Rodiah, anak almarhum Rd. Nurhadi bin Adiwangsa, mengungkapkan kekecewaannya terkait dugaan penjualan tanah milik keluarganya oleh mafia tanah. Dalam pernyataannya kepada awak media, Rodiah mengisahkan bahwa dirinya dan ibunya telah berusaha menanyakan keberadaan girik dan letter C 547 yang terdaftar atas nama orang tuanya sejak tahun 2002. Namun, mereka merasa tidak mendapatkan informasi yang jelas dari Sekretaris Kelurahan Cipamokolan, almarhum Rahmat Suhara, yang terkesan menyembunyikan dokumen penting tersebut.
“Pada tahun 2005, saya kembali ke Kelurahan Cipamokolan dan bertemu dengan Rahmat Suhara. Saat itu, beliau membuat Surat Pernyataan pada tanggal 15 Oktober 2005 yang menyebutkan bahwa tanah atas nama Rd. Moch. Nurhadi bin Adiwangsa tersisa 5800 m² setelah tercoret dari catatan sejak tahun 1980 hingga 2001,” jelas Rodiah.
Lebih lanjut, Rodiah menunjukkan surat keterangan dari Lurah Drs. Asep Tamim pada 29 September 2010, yang menyatakan bahwa luas tanah ayahnya kini hanya tersisa 2400 m². Kemudian, surat keterangan dari Lurah Tito Prihatin, S.Pd. MM, pada 23 Agustus 2022, mengindikasikan bahwa tanah tersebut telah diterbitkan sertifikat atas nama Ir. Djohar Hayat.
“Dari semua informasi ini, kami menduga bahwa tanah ayah saya telah dijual oleh sekelompok mafia tanah,” tegas Rodiah, menekankan kesedihan dan kebingungannya atas situasi yang dihadapi keluarganya.
Kasus ini semakin memicu perhatian publik terkait praktik mafia tanah yang merugikan banyak pihak dan menuntut agar penegakan hukum dilakukan secara tegas untuk melindungi hak-hak pemilik tanah yang sah. Rodiah berharap keadilan dapat ditegakkan dan tanah warisan keluarganya dapat dikembalikan.
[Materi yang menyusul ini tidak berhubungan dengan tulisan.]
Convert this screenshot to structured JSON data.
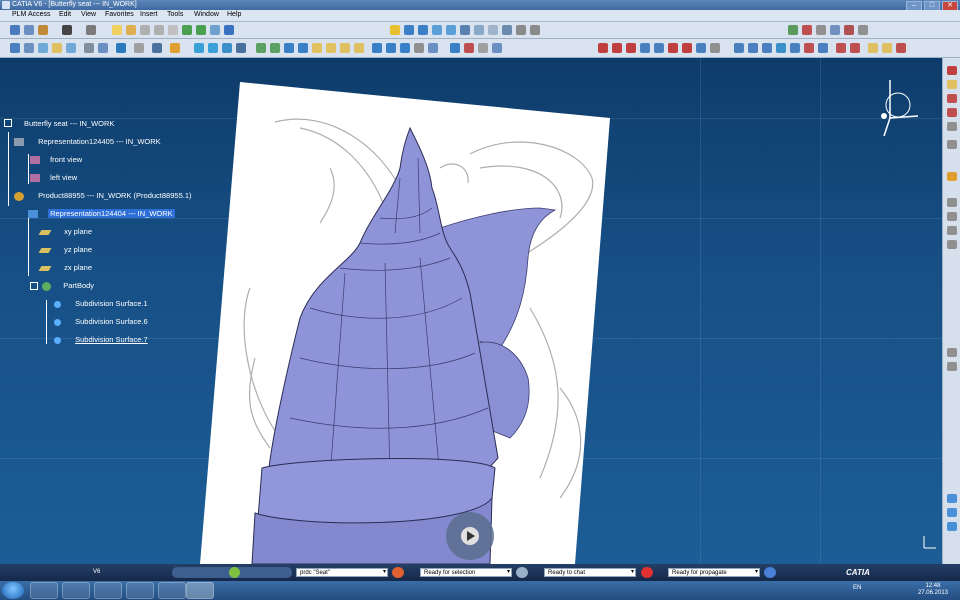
{
  "window": {
    "title": "CATIA V6 - [Butterfly seat --- IN_WORK]"
  },
  "menu": {
    "plm_access": "PLM Access",
    "edit": "Edit",
    "view": "View",
    "favorites": "Favorites",
    "insert": "Insert",
    "tools": "Tools",
    "window": "Window",
    "help": "Help"
  },
  "tree": {
    "root": "Butterfly seat --- IN_WORK",
    "representation_1": "Representation124405 --- IN_WORK",
    "front_view": "front view",
    "left_view": "left view",
    "product": "Product88955 --- IN_WORK (Product88955.1)",
    "representation_2": "Representation124404 --- IN_WORK",
    "xy_plane": "xy plane",
    "yz_plane": "yz plane",
    "zx_plane": "zx plane",
    "partbody": "PartBody",
    "surface_1": "Subdivision Surface.1",
    "surface_6": "Subdivision Surface.6",
    "surface_7": "Subdivision Surface.7"
  },
  "status": {
    "v6_label": "V6",
    "field_1": "prdc \"Seat\"",
    "field_2": "Ready for selection",
    "field_3": "Ready to chat",
    "field_4": "Ready for propagate",
    "brand": "CATIA"
  },
  "taskbar": {
    "lang": "EN",
    "time": "12:48",
    "date": "27.06.2013"
  },
  "colors": {
    "viewport_bg": "#164f85",
    "model": "#8f93d8",
    "selection": "#2d6fd6"
  }
}
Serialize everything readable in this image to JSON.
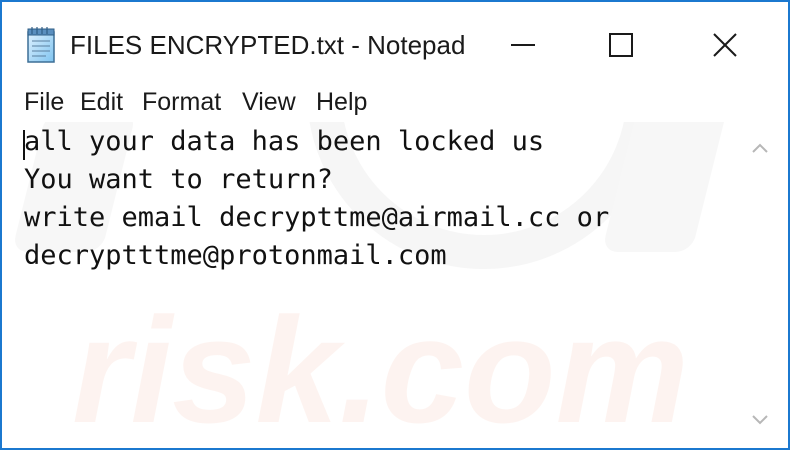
{
  "window": {
    "title": "FILES ENCRYPTED.txt - Notepad",
    "accent_color": "#1b78cf",
    "icon": "notepad-icon"
  },
  "controls": {
    "minimize_icon": "minimize-icon",
    "maximize_icon": "maximize-icon",
    "close_icon": "close-icon"
  },
  "menu": {
    "items": [
      "File",
      "Edit",
      "Format",
      "View",
      "Help"
    ]
  },
  "document": {
    "lines": [
      "all your data has been locked us",
      "You want to return?",
      "write email decrypttme@airmail.cc or",
      "decryptttme@protonmail.com"
    ]
  },
  "watermark": {
    "text": "risk.com",
    "color": "#e96a3a"
  },
  "scrollbar": {
    "up_icon": "scroll-up-arrow-icon",
    "down_icon": "scroll-down-arrow-icon"
  }
}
Kasus tanah yang melibatkan keluarga almarhum Rd. Nurhadi bin Adiwangsa semakin mengungkapkan kejanggalan dalam kepemilikan sertifikat. Rodiah, putri dari Nurhadi, menyatakan bahwa sertifikat nomor 574 dan nomor 575 yang dikeluarkan atas nama Ir. Djohar Hayat tidak berasal dari Kohir C 547 milik ayahnya. Sertifikat tersebut diklaim berasal dari Kohir C 1940 dan Kohir C 3157, yang menimbulkan pertanyaan serius tentang kepemilikan yang sah.
“Yang sangat mengenaskan adalah bahwa kedua sertifikat ini tidak memiliki hubungan dengan tanah milik ayah saya, yang seharusnya tercatat di Kohir C 547,” ungkap Rodiah. Ia menambahkan bahwa menurut Lurah Cipamokolan, Tito Prihatin, tanah ayahnya sudah memiliki sertifikat atas nama Ir. Djohar Hayat sejak tahun 2022. “Padahal, ayah saya tidak pernah menjual tanah tersebut kepada siapapun,” tegasnya.
Rodiah mempertanyakan kepemilikan sertifikat SHM nomor 574 dan 575, serta asal usul Kohir C 1940 dan C 3157. “Siapa sebenarnya pemilik Kohir C 1940 dan C 3157? Semua tanah yang ada di area tersebut seharusnya berdasarkan Kohir C 547 milik ayah saya,” lanjutnya dengan nada penuh harap.
Melalui media ini, Rodiah mewakili keluarganya mengajak masyarakat untuk memantau proses peradilan yang sedang berlangsung. “Kami berharap pengadilan dapat memutuskan perkara ini dengan seadil-adilnya,” pungkasnya.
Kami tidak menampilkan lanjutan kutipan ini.